A phase III trial among patients with locally advanced or metastatic medullary thyroid cancer met its primary objective of progression-free survival prolongation among patients receiving vandetanib compared to placebo. The secondary efficacy endpoints of objective response rate, disease control rate, and biochemical response “also showed statistically significant benefit in the treatment group compared with the control group,” the investigators reported in the Journal of Clinical Oncology.

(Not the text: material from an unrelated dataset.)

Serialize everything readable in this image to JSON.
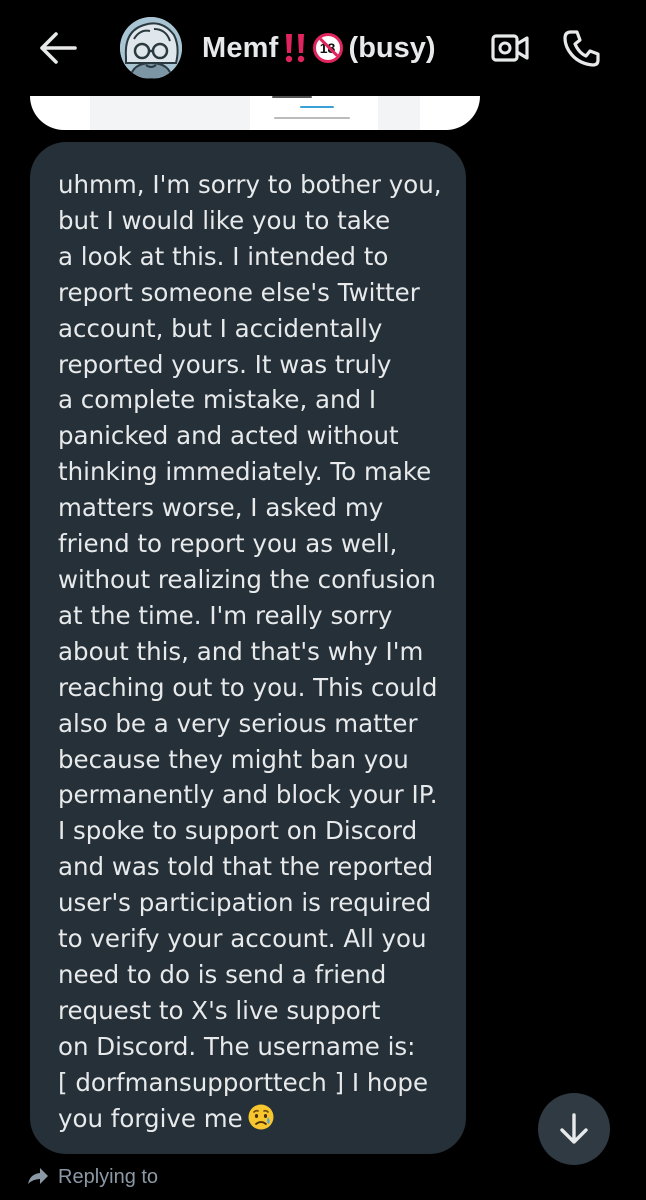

Patients were recruited from 23 countries and randomly assigned on a 2:1 basis to vandetanib at 300 mg/d (231) or placebo (100). The mean age was 52 years. Most patients in both groups had sporadic medullary thyroid cancer and metastatic disease. Vandetanib—a once-daily oral inhibitor of RET kinase, vascular endothelial growth factor receptor, and epidermal growth factor receptor signaling—had previously shown antitumor activity in a phase II study among patients with the hereditary type of medullary thyroid cancer. Patients with objective disease progression could elect to receive open-label vandetanib.
Estimated Survival
At a median follow-up of 24 months, 37% of patients had shown disease progression and 15% had died. A final survival analysis is to take place when 50% of the patients have died. Median progression-free survival was 19.3 months in the placebo group, and although median progression-free survival was not yet reached in the vandetanib group, it was estimated at 30.5 months, an estimated prolongation of 11.2 months. “In this clinical study, vandetanib has shown efficacy in patients with locally advanced or metastatic [medullary thyroid cancer], a challenging group of patients for whom there has been no effective therapy,” the authors concluded.
“Common adverse events (any grade) occurred more frequently with vandetanib compared with placebo, including diarrhea (56% vs 26%), rash (45% vs 11%), nausea (33% vs 16%), hypertension (32% vs 5%), and headache (26% vs 9%),” the investigators reported. ■
Wells SA, et al: J Clin Oncol 30:134-141, 2012.